目の前から迫るトカゲモドキも、目と鼻の先まで近づいている。
それに、階下のやつまで階段に足を掛けようとしている。
逃げ場がない。
左手を目の前のトカゲモドキに向けるが、焦っているせいか発動が遅れる。
逆に、トカゲモドキが差し出した左手に向け大きく口を開く。
間に合わない——!
と、その時、階下から聞き覚えのあるエンジン音が響いた。
視線を向けると、こちらに向け疾走するバイクが見えた。
しかも、その上には白い槍が宙に浮かんでいる。
瞬間、その白い槍が放たれ、一直線に目の前のトカゲモドキを貫いた。
そして貫通した場所から、トカゲモドキの体表が白く凍り、硬直していく。
——凍った?
その時、階下でガシャン!という何かがぶつかる音。
視線を向けると、バイクが倒れたまま床を滑り、車体が階段下のトカゲモドキを跳ね飛ばしていた。
そして、その向こうには……。
剣を構えるウメさんと、場にそぐわない雰囲気でぴょんぴょん跳ねる女性の姿が見えた。
——ウソ、まさか……梢社長!?
「森川くーん! 来ちゃったよー!」
社長は満面の笑みでこっちに手を振っている。
——マジか。
梢社長は、そのままトカゲモドキの尻尾をぴょんと跨いで、階段を駆け上ってきた。
「なんかさー、あれから一日しかたってないのに、すごく久しぶりな感じしない?」と、笑いながら駆け寄ってくる。
ツバサさんに気づくと、「ギャー! ツバサちゃん、大丈夫!」と駆け寄り、手を翳す。
その手からは淡い光が漏れ、ツバサさんの体にしみこむように消えていく。
すると、さっきまで荒かった彼女の息が徐々に落ち着いていった。
「社長? どうやってここまで来たんですか?」
開口一番、訊ねると、社長は満面の笑みで答える。
「あのねー、お姉ちゃんに乗せてもらって、魔導車でビューンって来たんだよ」
「ビューン」と言う言葉に合わせ手を伸ばしながら、社長が説明する。
その時、ちょうどこちらに向かってきていた狼モドキ達が社長に跳びかかろうとしていた。
「社長! 後ろ!」
言い終わらないうちに、社長は軽く手を振りながら、「もう! 話してるのにうっとおしいなー」と言い、その手を後ろに向けてひらりと振る。
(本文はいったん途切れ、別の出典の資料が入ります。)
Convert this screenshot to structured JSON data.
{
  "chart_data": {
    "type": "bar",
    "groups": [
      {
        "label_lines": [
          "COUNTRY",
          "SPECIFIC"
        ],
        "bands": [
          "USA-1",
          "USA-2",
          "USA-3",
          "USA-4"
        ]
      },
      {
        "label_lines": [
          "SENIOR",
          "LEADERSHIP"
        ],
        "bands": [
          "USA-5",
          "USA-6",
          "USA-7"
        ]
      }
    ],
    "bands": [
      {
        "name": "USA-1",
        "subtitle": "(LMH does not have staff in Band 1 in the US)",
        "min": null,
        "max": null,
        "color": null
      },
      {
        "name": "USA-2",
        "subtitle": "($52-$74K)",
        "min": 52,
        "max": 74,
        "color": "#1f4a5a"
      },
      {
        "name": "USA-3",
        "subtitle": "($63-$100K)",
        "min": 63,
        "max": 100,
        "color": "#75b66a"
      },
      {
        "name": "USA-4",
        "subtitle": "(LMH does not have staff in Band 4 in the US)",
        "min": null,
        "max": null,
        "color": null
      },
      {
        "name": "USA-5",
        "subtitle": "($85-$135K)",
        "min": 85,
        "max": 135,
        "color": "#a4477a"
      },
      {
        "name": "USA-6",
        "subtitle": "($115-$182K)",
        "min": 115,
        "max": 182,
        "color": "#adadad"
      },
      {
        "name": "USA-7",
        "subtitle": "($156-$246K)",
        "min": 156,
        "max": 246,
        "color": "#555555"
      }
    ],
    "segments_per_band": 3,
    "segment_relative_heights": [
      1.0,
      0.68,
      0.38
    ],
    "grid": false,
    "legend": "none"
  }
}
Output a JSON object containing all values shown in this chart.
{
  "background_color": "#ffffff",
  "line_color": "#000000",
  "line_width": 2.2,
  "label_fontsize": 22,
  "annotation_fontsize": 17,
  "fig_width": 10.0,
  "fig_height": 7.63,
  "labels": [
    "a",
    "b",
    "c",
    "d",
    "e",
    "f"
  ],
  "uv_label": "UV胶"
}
そこから斬撃が放たれ、近づいていた狼モドキたちを全て跳ね飛ばした。
——さすが……最終兵器。
「大丈夫か、森川」
トカゲモドキにとどめを刺したウメさんが、剣の血振りをして階段を上がってくる。
「ウメさん!」
「ツバサ取りかえしたってな。よくやった」
ウメさんはそう言って、一本の剣を差し出した。
「うちに転がってた剣だ、好きに使え」
転がってたって……どう見てもミスリル製の一級品だ。
「いいんですか? ずいぶん高そうですけど」
「どっかの冒険者の忘れもんだ、気にするな」
そう言ってウメさんはニッと笑った。
そんな中、梢社長の回復術が効いたのか、ツバサさんがゆっくりと体を起こす。
——と思ったら、彼女は床に手をつき、深々と頭を下げた。
「梢社長! 今回は私の不手際でこんなことになってしまい、本当に申し訳ございませんでした!」
額が床につくほどの勢いで謝るツバサさん。
「ツバサちゃんは悪くないよ。私こそ、守ってあげられなくてごめんね」
社長がそっと彼女の肩に手を添え、優しく抱き起こす。
「怖い思いをさせちゃったね。ごめんなさい」
ぺこりと頭を下げる社長。
「あーでも」
社長が何か思い出したかのように頬に指を当て、ぽんと手を打つ。
「たぶん帰ったら、ガンちゃんに怒られると思うので、一緒に謝ってね」
「兄さん……知ってるんですか?」
「うーん、バレちゃいました」
ツバサさんの顔が一気に青ざめる。
さっき魔力切れを起こした時より、むしろ顔色が悪い。
「もちろん、森川くんも一緒にね」
「え! 俺もですか?」
「そりゃそうだよー。ツバサちゃんが好きだからって、『一緒に冒険しよう!』って誘ったの森川くんなんだもん」
——そんこと言いましたっけ? しかも、好きだからって何?
そんな僕の疑問をよそに、梢社長が立ち上がる。
「さ、じゃあ行きましょうか?」
そう言って、両手を合わせてパチンと鳴らす社長。